Success can be measured by improved compliance audit results, reduced audit issues, increased efficiency and efficacy in assessing whether data is fit for purpose, as well as enhanced data partner trust.
Key metrics include the number of data corrections needed, audit trail completeness and compliance audit results.
Companies can join the D&TA Community of Practice on LinkedIn and participate in related community events and discussions. We foster our community of adopters and encourage everyone to share experiences, best practices and support. Engagement provides networking opportunities, insights into effective implementation strategies and peer support.
Please visit our Community of Practice on LinkedIn. This will move over to the OASIS-supported community over the next few months. Please note that views expressed by adopters in the D&TA Community of Practice represent the views and opinions of the views of such adopters, and do not necessarily represent the views or opinions of the D&TA, and the D&TA makes no representations or warranties of any kind with respect to those views.

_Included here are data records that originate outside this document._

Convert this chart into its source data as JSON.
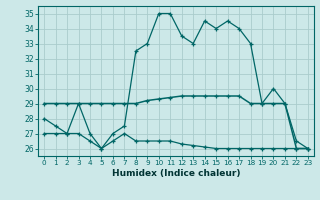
{
  "xlabel": "Humidex (Indice chaleur)",
  "background_color": "#cce8e8",
  "grid_color": "#aacccc",
  "line_color": "#006666",
  "hours": [
    0,
    1,
    2,
    3,
    4,
    5,
    6,
    7,
    8,
    9,
    10,
    11,
    12,
    13,
    14,
    15,
    16,
    17,
    18,
    19,
    20,
    21,
    22,
    23
  ],
  "line1": [
    28,
    27.5,
    27,
    29,
    27,
    26,
    27,
    27.5,
    32.5,
    33,
    35,
    35,
    33.5,
    33,
    34.5,
    34,
    34.5,
    34,
    33,
    29,
    30,
    29,
    26.5,
    26
  ],
  "line2": [
    29,
    29,
    29,
    29,
    29,
    29,
    29,
    29,
    29,
    29.2,
    29.3,
    29.4,
    29.5,
    29.5,
    29.5,
    29.5,
    29.5,
    29.5,
    29,
    29,
    29,
    29,
    26,
    26
  ],
  "line3": [
    27,
    27,
    27,
    27,
    26.5,
    26,
    26.5,
    27,
    26.5,
    26.5,
    26.5,
    26.5,
    26.3,
    26.2,
    26.1,
    26,
    26,
    26,
    26,
    26,
    26,
    26,
    26,
    26
  ],
  "ylim": [
    25.5,
    35.5
  ],
  "yticks": [
    26,
    27,
    28,
    29,
    30,
    31,
    32,
    33,
    34,
    35
  ]
}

Yes, the D&TA facilitates a community where adopters can share experiences, best practices, and support. Please visit the D&TA Community of Practice on LinkedIn.
The standards will be updated through feedback from an open practitioner community, managed by the standards body OASIS. The community will be a place for use cases, feedback, troubleshooting, and the eventual evolution of the standards. At the time of publications, we expect that the current v1.0.0 will be stable for at least 12-18 months.